Daha önce silahlı kuvvetlerde hiç görev yapmamıştım. Hatta zorunlu askerlik hizmeti de yapmadım. Ben hep gazetecilik yaptım – gerek 2014’te, Kırımda yaşarken gerek 2014’ten sonra, Rusya’nın Kırımı ilhakını takiben Kiev’e taşınmak zorunda kaldığım zaman. Daha sonra 2022’de, Rusya’nın topyekûn işgalinin ikinci gününde Ukrayna Silahlı Kuvvetlerine katıldım.

Dokuz yıl önce, Rusya, Kırım Yarımadasını Ukrayna’dan aldığı zaman “insanlar neler olduğunu anlamıyorlar; sadece kendilerine anlatılmasına ihtiyaçları var” diye düşündüm. Genel olarak dünya ve özellikle Moskova, Rusya’nın Kırım’da memnuniyetle karşılandığını sanıyorlarsa yanılıyorlar. Ben de “bir gazeteci olarak görevimi yerine getirirsem bu durum düzelir” diye düşündüm ve pek etkili olmasa da yazmaya ve yayın yapmaya devam ettim.

Pavlo Kazarin Ukrayna’nın Donetsk bölgesinde
)

Pavlo Kazarin Ukrayna’nın Donetsk bölgesinde

Daha sonra 2022’de, Rusya’nın Kırım’ı topyekûn işgalinin ikinci gününde Ukrayna Silahlı Kuvvetlerine katıldım. Durum gayet açıktı. Artık grinin tonları yoktu. Biz Ukraynalıların dediği gibi, “Bir şeyi açıklamak ihtiyacını duyuyorsan, zahmet etme”.
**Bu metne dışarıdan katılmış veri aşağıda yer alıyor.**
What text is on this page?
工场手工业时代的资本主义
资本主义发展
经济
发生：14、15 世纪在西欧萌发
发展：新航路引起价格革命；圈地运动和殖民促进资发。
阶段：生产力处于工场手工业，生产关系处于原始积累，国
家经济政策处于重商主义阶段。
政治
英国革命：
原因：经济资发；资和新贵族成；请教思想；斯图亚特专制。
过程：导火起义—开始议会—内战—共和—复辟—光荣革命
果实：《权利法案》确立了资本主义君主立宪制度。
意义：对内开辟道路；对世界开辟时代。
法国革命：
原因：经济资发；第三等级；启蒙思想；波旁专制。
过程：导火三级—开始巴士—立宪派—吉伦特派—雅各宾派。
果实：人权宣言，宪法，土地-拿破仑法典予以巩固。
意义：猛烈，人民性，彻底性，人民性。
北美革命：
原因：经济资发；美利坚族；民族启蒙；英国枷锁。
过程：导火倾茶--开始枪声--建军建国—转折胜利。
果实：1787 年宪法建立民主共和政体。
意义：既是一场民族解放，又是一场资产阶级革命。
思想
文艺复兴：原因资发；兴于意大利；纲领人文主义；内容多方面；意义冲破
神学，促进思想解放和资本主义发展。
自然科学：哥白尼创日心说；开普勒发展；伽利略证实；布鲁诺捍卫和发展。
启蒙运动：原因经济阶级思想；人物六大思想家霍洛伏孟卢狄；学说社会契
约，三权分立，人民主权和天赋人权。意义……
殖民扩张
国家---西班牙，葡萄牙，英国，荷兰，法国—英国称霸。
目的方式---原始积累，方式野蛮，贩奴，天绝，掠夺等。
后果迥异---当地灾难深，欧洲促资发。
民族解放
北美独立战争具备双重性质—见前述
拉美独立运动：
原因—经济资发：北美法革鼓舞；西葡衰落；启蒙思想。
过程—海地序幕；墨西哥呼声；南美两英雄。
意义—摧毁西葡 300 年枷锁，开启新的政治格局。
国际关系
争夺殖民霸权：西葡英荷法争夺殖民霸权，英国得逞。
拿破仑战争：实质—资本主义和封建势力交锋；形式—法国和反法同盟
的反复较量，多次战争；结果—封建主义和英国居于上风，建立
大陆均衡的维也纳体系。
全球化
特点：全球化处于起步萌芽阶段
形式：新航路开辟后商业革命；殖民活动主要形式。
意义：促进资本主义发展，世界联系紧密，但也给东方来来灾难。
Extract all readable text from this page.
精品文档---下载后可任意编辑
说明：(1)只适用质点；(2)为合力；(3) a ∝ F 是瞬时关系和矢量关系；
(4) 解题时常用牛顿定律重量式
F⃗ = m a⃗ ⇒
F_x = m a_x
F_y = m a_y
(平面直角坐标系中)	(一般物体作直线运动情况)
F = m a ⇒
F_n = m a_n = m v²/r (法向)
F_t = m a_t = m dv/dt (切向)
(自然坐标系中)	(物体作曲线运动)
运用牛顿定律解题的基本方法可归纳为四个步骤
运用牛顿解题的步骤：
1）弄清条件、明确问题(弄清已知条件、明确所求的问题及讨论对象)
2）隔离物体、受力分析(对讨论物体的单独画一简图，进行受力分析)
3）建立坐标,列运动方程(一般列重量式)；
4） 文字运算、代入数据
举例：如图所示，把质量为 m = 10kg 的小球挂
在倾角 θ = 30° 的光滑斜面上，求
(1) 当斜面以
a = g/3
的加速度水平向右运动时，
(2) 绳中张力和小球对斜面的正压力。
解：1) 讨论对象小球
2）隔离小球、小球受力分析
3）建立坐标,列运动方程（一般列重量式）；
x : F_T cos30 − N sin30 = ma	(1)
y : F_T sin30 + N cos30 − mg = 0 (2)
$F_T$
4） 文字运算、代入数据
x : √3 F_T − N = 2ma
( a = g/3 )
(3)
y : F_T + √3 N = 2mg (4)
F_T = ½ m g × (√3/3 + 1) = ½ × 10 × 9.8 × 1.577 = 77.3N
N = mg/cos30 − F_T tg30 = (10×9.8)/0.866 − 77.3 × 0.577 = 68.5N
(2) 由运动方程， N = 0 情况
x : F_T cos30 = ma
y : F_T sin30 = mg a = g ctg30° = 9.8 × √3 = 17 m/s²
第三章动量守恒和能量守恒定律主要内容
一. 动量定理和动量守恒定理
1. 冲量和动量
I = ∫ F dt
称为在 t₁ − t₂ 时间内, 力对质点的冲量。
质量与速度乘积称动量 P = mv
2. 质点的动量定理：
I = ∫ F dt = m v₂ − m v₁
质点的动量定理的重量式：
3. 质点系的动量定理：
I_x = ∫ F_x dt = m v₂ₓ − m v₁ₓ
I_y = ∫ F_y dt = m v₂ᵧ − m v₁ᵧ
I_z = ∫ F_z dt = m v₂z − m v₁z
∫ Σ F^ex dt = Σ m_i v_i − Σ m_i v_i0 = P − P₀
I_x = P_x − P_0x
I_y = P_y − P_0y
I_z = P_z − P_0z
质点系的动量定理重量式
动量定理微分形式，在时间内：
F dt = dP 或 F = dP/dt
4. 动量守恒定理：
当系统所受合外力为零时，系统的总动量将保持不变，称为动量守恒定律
Kendimi gerçek bir halk ordusuna katılmış buldum. Bu orduda işçiler, şirket müdürleri, anne-babalar ve çocukları, öğretmenler, tiyatrocular ve üniversiteden yeni mezun olmuş gençler vardı. Askerlik şubesinin önündeki kuyrukta iki eşcinsel erkek ile tanıştım. Aynı kıtaya verildik. Aynı taburda göreve yollandık.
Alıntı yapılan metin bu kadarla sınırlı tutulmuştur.